All of this is wrapped up in a game that looks and runs great as a Switch exclusive, with the sole exception of many of the game's textures appearing noticeably low resolution - even for the Switch. Resolution and framerate held up well in the opening sections, even if what was on display wasn’t exactly a technical showcase for the platform, so it’s not exactly a complaint - rather, it’s the one nitpick I have looking back on my time with the game. 

If there was any one title that Square Enix showed off I wish I had more time to play, it would be this one; it felt like the game had barely even started, that I barely had a chance to play with its mechanics, by the time I was told to stop. The tantalizing hints of a hub the player might be able to return to tickles my fancy, as well as thoughts of what other puzzles the game might task you with solving, requiring the tag-team use of both siblings.

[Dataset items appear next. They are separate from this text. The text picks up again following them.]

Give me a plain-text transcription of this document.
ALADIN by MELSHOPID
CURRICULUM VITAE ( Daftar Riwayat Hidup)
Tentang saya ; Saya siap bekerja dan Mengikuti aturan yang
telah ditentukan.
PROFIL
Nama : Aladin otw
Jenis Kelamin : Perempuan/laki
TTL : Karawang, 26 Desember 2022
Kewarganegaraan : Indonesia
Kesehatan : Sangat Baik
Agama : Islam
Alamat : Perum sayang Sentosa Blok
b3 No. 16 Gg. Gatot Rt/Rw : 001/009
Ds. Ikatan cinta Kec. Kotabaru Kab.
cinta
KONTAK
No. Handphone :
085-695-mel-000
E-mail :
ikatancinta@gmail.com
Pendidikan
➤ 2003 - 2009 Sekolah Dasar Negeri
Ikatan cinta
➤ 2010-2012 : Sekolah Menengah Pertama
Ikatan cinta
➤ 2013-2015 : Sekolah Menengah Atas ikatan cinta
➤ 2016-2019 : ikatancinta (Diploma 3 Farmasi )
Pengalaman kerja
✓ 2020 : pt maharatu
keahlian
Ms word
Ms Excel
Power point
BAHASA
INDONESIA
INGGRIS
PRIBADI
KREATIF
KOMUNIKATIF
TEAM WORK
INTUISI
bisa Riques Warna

What about a treasure that tasks you with juggling monster Fortes and those same sibling-swapping puzzles, all to find the exact spot of a vision you’d received?

I can only speak from my own perspective, but it feels like among a packed group of upcoming Square Enix releases, Dragon Quest Treasures has continued to fall to the wayside - which would be a great shame. 2022 has been an absolutely packed year for RPGs on Nintendo Switch, but something tells me that Dragon Quest Treasures just might be a game to look out for.